Диспут о формальном методе и марксизме 1927 года можно считать последней “шумной” акцией формалистов такого рода. 28 февраля 1929 года, в ответ на предложение Шкловского (тщившегося в это время возобновить “Опояз”) организовать новый диспут Эйхенбаум, отставив в сторону былой задор, ответил: “Насчет диспута — “сумлеваюсь, штоп”. По-моему — не время, и спорить не с кем. С Гроссманом-Рощиным или с Гроссманом-просто? С Пиксановым? С Переверзевым? Всюду — политика, а не наука. К нам пристанут с “каузальностью”, а отрицать сейчас каузальность — значит говорить ересь, обнаруживать уклон и пр.”.

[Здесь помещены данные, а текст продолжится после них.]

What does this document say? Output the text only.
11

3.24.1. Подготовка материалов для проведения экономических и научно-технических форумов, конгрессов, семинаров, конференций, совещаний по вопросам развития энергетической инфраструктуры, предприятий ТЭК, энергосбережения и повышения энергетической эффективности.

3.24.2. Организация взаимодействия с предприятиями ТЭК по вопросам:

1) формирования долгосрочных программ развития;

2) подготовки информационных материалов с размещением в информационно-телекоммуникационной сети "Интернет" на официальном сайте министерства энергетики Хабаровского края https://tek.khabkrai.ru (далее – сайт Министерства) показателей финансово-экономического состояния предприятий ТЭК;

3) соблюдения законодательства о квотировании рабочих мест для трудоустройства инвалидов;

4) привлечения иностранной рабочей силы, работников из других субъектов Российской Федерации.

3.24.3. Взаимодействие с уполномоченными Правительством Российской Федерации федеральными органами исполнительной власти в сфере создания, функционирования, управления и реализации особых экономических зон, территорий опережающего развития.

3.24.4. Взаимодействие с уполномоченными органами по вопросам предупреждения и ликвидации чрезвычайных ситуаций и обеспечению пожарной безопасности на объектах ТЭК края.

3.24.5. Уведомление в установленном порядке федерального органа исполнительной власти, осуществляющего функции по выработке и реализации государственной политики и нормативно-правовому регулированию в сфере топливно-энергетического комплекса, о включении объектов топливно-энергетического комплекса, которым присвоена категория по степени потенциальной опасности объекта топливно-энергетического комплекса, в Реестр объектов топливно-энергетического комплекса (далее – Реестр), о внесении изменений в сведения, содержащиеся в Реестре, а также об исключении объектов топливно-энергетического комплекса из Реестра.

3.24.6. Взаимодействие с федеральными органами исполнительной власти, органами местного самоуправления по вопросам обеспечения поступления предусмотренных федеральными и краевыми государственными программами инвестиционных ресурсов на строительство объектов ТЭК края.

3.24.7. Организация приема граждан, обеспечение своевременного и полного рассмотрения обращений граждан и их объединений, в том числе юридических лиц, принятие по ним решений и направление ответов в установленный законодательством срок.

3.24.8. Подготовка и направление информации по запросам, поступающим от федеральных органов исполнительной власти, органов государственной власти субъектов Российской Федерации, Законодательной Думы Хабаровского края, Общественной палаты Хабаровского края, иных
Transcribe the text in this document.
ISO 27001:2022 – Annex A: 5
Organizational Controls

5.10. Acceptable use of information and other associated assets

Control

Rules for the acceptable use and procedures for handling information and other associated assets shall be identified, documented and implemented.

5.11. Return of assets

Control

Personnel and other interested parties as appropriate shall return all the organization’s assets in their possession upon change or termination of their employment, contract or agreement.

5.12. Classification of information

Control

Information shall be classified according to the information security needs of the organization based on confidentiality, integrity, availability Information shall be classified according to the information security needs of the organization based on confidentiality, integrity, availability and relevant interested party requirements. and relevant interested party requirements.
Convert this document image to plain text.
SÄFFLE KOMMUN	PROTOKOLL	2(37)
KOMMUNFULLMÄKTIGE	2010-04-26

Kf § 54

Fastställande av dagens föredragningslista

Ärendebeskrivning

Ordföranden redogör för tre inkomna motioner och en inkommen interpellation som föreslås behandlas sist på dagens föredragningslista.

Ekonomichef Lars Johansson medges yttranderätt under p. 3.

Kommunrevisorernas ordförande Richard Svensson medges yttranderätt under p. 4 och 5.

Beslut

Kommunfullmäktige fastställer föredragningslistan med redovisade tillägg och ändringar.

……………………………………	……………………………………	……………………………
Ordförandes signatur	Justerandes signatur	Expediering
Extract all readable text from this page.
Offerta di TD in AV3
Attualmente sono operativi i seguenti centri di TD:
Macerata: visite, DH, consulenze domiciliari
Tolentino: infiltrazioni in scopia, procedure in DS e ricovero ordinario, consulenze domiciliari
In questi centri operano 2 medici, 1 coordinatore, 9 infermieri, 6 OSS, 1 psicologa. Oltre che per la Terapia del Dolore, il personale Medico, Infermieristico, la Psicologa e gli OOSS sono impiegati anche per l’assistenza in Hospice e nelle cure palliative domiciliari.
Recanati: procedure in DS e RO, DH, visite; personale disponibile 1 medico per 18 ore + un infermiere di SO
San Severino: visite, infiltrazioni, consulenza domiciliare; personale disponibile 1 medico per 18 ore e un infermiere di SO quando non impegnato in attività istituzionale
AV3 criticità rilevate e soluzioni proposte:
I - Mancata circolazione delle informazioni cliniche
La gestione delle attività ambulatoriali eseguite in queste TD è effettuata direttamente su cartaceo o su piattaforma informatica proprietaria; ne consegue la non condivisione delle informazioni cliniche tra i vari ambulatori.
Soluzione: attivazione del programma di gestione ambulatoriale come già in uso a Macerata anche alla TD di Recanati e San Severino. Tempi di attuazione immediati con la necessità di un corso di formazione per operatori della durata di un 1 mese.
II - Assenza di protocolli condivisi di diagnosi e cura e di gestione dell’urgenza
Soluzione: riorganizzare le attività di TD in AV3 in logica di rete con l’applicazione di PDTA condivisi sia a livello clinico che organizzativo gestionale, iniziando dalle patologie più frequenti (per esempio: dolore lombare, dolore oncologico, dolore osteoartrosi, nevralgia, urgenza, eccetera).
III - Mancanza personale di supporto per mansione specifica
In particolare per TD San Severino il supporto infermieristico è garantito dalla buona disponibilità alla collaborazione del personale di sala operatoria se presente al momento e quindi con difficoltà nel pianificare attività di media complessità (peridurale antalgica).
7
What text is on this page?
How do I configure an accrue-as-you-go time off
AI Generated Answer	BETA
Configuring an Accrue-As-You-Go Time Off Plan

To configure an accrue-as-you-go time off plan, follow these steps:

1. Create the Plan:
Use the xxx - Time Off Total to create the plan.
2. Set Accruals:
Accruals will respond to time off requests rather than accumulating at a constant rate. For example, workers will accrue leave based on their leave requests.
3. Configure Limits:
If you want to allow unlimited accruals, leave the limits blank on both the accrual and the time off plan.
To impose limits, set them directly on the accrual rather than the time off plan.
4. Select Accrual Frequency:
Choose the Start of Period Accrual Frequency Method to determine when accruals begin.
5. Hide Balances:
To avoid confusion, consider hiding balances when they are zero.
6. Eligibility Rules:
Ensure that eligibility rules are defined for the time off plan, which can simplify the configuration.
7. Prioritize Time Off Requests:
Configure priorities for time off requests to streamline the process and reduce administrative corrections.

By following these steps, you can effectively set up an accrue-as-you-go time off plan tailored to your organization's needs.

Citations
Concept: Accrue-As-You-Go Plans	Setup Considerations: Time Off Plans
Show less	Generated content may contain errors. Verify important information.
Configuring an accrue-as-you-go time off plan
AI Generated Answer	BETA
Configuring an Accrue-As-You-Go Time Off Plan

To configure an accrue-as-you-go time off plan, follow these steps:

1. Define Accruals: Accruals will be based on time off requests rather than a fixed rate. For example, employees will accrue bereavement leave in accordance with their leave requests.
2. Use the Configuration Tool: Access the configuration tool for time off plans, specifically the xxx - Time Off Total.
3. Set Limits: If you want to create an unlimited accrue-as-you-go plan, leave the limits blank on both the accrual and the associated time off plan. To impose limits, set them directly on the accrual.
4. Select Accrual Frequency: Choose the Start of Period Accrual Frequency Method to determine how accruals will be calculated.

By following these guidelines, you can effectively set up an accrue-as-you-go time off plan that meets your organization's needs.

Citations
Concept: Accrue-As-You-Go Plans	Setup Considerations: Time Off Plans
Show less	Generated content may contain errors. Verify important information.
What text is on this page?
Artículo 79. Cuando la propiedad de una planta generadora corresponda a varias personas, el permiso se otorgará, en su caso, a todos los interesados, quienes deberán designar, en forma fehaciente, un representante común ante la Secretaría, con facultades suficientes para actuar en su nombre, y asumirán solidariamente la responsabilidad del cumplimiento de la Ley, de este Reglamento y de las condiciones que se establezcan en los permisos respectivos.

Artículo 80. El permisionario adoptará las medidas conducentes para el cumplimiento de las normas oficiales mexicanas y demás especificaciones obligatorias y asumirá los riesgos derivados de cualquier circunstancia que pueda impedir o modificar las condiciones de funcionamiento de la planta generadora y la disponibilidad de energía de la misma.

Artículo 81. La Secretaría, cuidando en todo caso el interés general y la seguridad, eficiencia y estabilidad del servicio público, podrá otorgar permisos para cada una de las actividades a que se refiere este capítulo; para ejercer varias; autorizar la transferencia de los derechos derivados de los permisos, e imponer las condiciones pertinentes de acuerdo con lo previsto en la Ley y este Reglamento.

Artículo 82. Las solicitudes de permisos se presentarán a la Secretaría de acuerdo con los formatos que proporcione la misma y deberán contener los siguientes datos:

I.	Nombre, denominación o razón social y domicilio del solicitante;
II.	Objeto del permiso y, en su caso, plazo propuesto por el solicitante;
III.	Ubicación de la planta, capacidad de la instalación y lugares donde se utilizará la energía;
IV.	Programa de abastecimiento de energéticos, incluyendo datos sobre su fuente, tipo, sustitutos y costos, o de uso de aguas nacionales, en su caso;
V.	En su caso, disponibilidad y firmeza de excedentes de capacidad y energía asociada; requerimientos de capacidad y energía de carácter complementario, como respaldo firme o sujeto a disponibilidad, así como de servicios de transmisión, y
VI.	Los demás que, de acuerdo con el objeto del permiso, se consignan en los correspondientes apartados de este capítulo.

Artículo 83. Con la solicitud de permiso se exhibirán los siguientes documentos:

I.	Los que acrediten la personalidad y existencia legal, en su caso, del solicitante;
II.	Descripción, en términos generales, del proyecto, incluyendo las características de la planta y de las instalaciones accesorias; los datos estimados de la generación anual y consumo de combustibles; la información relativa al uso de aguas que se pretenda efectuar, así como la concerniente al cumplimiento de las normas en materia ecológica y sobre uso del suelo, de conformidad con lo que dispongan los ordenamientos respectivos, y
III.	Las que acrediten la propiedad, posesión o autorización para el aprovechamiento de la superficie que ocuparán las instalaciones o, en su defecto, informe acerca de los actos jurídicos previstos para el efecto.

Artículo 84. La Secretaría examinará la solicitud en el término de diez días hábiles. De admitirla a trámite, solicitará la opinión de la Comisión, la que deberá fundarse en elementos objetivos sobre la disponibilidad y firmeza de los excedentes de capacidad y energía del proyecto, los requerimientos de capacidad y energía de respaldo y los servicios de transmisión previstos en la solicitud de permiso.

Ключевое для ситуации слово — “погром” прозвучало еще 8 мая 1927 года в цитированном выше письме Эйхенбаума Шкловскому. В полной мере оценить значение этого слова опоязовцы смогли в 1929—1930 году, когда волна “сплошной коллективизации” докатилась от сельского хозяйства до культуры (превратив к середине 1930-х годов “творческую интеллигенцию” — писателей, художников, музыкантов, ученых и пр. — в чиновничество) и Институт истории искусств прекратил свое полудиссидентское существование.